There are several indicators that inflation is likely to be sticky. The U.S. is running a 7% of GDP deficit, which account for almost 50% of total corporate profits and gross savings. What that means is every year, 7% of the $30 trillion of GDP must get issued in new debt and bought by someone. The deficit is exploding and crowding out productive and private investment. Half of every single dollar of corporate profits and personal savings would have to go to buying US government debt every single year, which is just not possible. Negative real rates are coming that will be stimulatory and that will weaken the dollar both in purchasing power terms for the average American and relative to other currencies.
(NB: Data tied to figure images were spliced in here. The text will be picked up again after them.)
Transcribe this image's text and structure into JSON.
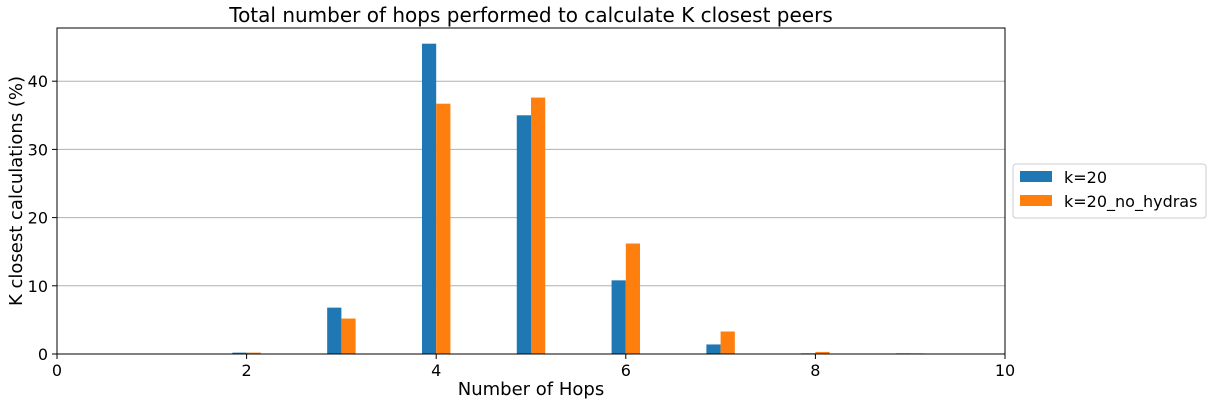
{
  "chart_data": {
    "type": "bar",
    "title": "Total number of hops performed to calculate K closest peers",
    "xlabel": "Number of Hops",
    "ylabel": "K closest calculations (%)",
    "x": [
      2,
      3,
      4,
      5,
      6,
      7,
      8,
      9
    ],
    "series": [
      {
        "name": "k=20",
        "color": "#1f77b4",
        "values": [
          0.2,
          6.8,
          45.5,
          35.0,
          10.8,
          1.4,
          0.1,
          0.1
        ]
      },
      {
        "name": "k=20_no_hydras",
        "color": "#ff7f0e",
        "values": [
          0.2,
          5.2,
          36.7,
          37.6,
          16.2,
          3.3,
          0.3,
          0.1
        ]
      }
    ],
    "xlim": [
      0,
      10
    ],
    "ylim": [
      0,
      47.8
    ],
    "xticks": [
      "0",
      "2",
      "4",
      "6",
      "8",
      "10"
    ],
    "yticks": [
      "0",
      "10",
      "20",
      "30",
      "40"
    ],
    "grid": "horizontal",
    "legend_position": "right, outside plot"
  }
}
Higher inflation and asset prices are also coming due to the weaker underlying denominator of the dollar. The K-shaped economy of the wealthier high-income earners and industries will continue to thrive while the rest of the economy continues to get worse. Ultimately, we are living in a fascinating moment in economic history. Rate cuts under these conditions signal a complex balancing act. It highlights the challenge of managing growth without fueling instability, especially with inflation still in play. Decisions like this often ripple through markets and everyday life in unexpected ways.